This dissertation explores the two main approaches to enhance the relaxivity for the DO3A- or DOTAGA-based gadolinium chelates (Gd-DO3A-NH2 or Gd-DOTAGA-NH2) (Chapters 2, 3 and 4) as well as to allow a deep knowledge of the interactions between a thiol-based surface unit and a gold assembly (Chapters 5 and 6).
Following an introduction to the area (Chapter 1), Chapter 2 describes the incorporation of multiple gadolinium chelates into a single structure. Using both d- and f- block metals (gold, nickel, cobalt, and ruthenium cations), multimetallic assemblies were constructed through a rigid DEDTC moiety as the linker. Relaxivity, stability tests and in vitro toxicity studies are reported for the assemblies.
In Chapter 3, DO3A-based multiple gadolinium chelates targeting atherosclerotic plaque were established by the confinement of the chelates into a narrow region of space using a rigid piperazine linker and the attachment of the N3-Peptide (Lys(N3)-Val-Val-Gly-Ser-Pro-Ser-Ala-Gln-Asp-Glu-Ala-Ser-Pro-Leu-Ser) to the established system using an inflexible aryl-based linker (Gd4-TESMA). Similarly to the relaxivities for the multimetallic assemblies, its relaxivity was also enhanced more than 2-fold. Furthermore, Gd4-TESMA produced high contrast images between healthy and diseased tissue in atherosclerosis in a clinical MRI scanner. Stability and in vitro and in vivo toxicity studies were performed, which indicated that Gd4-TESMA should be a very promising MRI contrast agent for the clinical diagnosis of heart disease. Of benefit to future commercial use, the most effective and economical synthetic protocol for the tetra-Gd unit was identified, allowing high-purity multigram scale synthesis to be successfully achieved (> 10 g).
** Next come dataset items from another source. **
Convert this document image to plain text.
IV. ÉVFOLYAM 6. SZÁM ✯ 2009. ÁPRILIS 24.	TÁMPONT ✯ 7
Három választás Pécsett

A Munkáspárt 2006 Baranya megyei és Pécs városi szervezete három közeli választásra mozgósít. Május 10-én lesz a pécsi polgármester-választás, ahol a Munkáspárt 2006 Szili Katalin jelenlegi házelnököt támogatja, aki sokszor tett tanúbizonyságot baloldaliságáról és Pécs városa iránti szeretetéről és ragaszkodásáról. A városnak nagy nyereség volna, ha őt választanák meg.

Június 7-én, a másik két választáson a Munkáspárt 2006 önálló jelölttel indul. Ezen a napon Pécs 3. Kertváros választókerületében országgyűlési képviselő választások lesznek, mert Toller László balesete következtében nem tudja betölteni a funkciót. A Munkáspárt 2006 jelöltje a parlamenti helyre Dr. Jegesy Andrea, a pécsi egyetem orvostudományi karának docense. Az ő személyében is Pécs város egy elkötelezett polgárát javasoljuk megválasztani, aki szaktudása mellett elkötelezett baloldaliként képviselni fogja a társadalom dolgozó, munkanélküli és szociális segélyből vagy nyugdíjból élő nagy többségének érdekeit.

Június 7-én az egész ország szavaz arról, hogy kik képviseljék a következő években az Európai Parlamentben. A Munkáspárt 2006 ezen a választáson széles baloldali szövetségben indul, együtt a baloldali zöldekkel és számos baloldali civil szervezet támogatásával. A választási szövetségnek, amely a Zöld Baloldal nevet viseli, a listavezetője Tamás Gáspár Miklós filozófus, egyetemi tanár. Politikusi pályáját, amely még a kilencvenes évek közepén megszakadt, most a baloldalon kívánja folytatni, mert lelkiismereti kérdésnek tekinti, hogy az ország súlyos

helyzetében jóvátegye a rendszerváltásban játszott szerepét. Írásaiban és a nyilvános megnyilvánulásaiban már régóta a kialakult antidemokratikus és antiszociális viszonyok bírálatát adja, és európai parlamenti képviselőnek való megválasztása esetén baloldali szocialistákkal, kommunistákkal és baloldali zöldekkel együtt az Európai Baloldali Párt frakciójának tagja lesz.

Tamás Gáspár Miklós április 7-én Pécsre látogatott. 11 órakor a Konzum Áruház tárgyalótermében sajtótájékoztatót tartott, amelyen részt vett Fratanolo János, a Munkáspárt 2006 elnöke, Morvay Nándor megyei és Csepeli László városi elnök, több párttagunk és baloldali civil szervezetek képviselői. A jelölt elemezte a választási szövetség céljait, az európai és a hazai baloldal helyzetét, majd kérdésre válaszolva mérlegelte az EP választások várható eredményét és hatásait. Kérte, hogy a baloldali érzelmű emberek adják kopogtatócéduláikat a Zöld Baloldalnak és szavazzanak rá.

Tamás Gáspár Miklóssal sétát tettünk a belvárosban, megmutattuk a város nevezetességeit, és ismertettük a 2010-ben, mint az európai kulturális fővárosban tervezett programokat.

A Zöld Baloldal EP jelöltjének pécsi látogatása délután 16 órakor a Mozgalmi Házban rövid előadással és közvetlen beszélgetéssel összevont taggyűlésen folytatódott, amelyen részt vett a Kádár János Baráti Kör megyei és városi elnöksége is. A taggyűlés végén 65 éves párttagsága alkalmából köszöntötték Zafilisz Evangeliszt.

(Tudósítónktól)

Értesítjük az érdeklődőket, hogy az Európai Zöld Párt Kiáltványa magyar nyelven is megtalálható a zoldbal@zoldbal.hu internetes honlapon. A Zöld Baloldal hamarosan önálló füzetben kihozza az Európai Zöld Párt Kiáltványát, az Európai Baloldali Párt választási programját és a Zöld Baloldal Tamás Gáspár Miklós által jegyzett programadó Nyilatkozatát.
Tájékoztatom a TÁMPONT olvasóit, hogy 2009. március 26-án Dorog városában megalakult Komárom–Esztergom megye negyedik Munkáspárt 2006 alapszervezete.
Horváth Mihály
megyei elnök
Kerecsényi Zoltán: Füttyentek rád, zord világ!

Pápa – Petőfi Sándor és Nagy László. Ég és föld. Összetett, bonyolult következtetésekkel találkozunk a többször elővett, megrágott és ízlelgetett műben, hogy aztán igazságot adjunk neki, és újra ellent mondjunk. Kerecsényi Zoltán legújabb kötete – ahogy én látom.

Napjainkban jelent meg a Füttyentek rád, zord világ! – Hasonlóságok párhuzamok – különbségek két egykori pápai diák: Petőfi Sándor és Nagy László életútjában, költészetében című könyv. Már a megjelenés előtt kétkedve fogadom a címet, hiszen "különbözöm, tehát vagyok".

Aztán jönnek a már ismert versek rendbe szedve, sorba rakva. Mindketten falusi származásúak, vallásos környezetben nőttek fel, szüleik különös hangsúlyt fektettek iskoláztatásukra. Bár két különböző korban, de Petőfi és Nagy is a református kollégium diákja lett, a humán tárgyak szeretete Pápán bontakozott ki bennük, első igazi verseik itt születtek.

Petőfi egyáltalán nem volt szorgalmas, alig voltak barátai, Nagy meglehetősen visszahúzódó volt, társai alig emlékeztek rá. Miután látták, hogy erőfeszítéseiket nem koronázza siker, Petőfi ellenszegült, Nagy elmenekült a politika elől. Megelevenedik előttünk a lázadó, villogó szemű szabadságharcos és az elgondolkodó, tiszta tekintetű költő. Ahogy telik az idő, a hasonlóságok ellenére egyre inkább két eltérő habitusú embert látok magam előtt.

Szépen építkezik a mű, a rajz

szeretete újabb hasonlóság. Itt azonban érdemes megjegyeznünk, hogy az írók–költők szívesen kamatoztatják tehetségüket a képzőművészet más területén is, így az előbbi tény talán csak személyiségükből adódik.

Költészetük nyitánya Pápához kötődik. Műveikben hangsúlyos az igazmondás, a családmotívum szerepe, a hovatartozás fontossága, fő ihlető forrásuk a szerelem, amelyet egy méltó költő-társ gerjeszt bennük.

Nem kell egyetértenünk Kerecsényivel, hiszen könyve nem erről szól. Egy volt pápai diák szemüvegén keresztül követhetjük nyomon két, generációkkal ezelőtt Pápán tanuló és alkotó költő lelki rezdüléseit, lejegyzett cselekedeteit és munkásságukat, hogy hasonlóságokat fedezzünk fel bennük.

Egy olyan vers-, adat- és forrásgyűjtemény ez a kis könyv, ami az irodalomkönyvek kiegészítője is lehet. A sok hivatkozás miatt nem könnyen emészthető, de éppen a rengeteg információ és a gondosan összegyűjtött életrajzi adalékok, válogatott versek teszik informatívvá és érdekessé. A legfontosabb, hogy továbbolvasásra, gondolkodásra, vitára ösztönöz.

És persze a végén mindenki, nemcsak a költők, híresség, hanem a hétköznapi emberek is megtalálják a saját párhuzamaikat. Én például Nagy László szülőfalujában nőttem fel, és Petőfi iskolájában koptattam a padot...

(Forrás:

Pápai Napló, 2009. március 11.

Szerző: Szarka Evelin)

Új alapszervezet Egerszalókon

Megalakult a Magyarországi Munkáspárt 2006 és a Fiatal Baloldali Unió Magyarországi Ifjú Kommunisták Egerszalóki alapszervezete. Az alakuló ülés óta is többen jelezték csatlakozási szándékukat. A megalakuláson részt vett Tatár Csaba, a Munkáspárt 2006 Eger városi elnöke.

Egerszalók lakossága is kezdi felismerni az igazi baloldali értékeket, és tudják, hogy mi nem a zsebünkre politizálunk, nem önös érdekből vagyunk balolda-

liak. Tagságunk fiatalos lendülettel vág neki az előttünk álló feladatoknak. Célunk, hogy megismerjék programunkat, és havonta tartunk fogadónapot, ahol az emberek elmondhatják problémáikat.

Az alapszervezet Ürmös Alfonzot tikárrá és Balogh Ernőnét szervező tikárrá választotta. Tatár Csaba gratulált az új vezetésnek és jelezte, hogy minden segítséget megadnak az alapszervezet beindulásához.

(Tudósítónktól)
For multipurpose imaging and theranostic applications, Chapter 4 describes how biocompatible nanogels were investigated as platforms for the aforementioned three different gadolinium chelates (Gd-DO3A-NH2, Gd-DOTAGA-NH2, and Gd4-NH2) and they were classified into two groups depending on their morphology (‘Type I nanogels’ and ‘Type II nanogels’). The gadolinium chelates were combined with the external and internal Type I nanogels, whilst they were embedded in the Type II nanogels, such as a drug delivery system. Due to the decrease in the molecular tumbling motion of the gadolinium chelates caused by the increase in their molecular weight, the overall relaxivities at pH 7 were enhanced up to two times. Both nanogel systems possessing the gadolinium chelate(s) were constructed using the radical vinyl polymerisation of the monomeric building blocks bearing ester groups. The gadolinium chelates were released from their mother nanogels by the cleavage of the ester groups under acidic and basic conditions and this led to an increase in the observed relaxivity as they came into contact with the bulk water. It is expected that these nanogel systems can be also used for therapeutics by the functionalisation of the monomer(s) or the incorporation with a functional protein.
Due to the enhanced permeability and retention (EPR) effect, functionalised gold nanomaterials have been studied in various ways for the treatment of disease. In order to functionalise gold nanomaterials, a thiol-based linker is generally adopted because of the strong affinity between gold and sulfur atoms. However, more evidence is needed to support this relationship, particularly for sulfur units beyond thiol(ate)s, so Au-S was explored using an Au200 nanocluster (Td) as a model for real gold nanoparticles, allowing different sizes and shapes of thiolate surface units to be explored in Chapter 5. This provided the knowledge of the fundamental interactions present through a combined theoretical and experimental investigation. This effort revealed the key information that the thiolate surface unit(s) interact with a gold assembly through both covalent and non-covalent interactions and that the covalent Au-S linkage is based on chemisorption. After a deeper understanding of the relationship between gold and sulfur has been uncovered, a theoretical and experimental study on DEDTC capped gold assemblies was performed to explain the stronger Au-S interaction for dithiocarbamate surface units in Chapter 6. These investigations revealed that the two sulfur atoms in a dithiocarbamate unit have different functions in a gold assembly, which contribute to the observed properties.